William L. Luyben

Professor of Chemical Engineering
Ph.D. University of Delaware, 1963
B.S. Pennsylvania State University, 1955

Associated with the Center for Process Modeling & Control

Contact Information

phone: (610) 758-4256
fax: (610) 758-5057
e-mail: wll0@lehigh.edu

Research Interests

Design and Control of a Coupled Reactor-Column Process

Reactive distillation is becoming more commonly employed in industry as a way to increase yields and reduce energy and capital costs. One popular version employs a stirred-tank reactor with a rectifying column mounted above it. Light-boiling products are removed from the top of the column. This drives the reversible reaction farther than it would go in just a reactor by itself. In addition, if the reaction is exothermic, the heat of reaction can be used to reboil the column. Both batch processes and continuous processes based on this technology are found in industry. However, both the steady state design and the dynamics of these coupled units are poorly understood.

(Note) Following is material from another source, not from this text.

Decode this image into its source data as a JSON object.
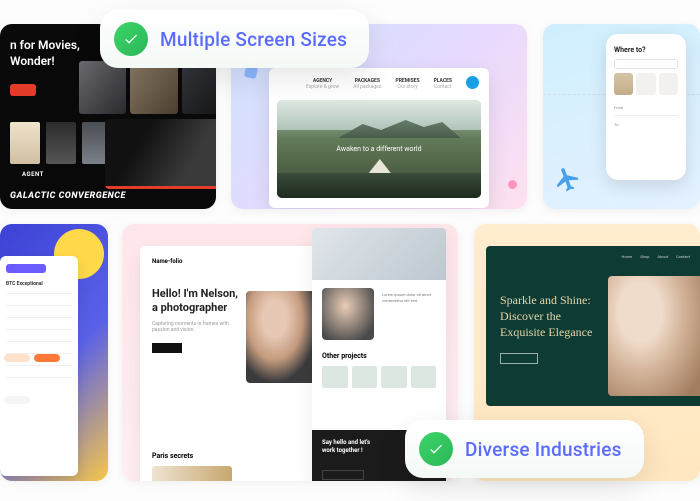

Simulation studies are underway and experimental confirmation of results is planned for the future.

Recycle Systems

One of the most important questions in the design of control systems for interconnected units in a plant is how to handle recycle streams. The literature in this important area is quite limited, so some good engineering research is needed. We have initiated one project to study some simple process systems with recycle. A single reactor followed by two distillation columns is under investigation. Consecutive reactions A_B_C occur in the reactor. Component B is the desired product, so the concentration of B in the reactor should be kept low so that little component C is formed. This means that the concentration of reactant A will be high in the reactor effluent, and a large recycle stream from the separation section is required. Different economic factors yield different optimum steady state process designs. Sometimes the optimum is a small reactor with a large recycle (big distillation columns), and sometimes the optimum is a larger reactor with less recycle.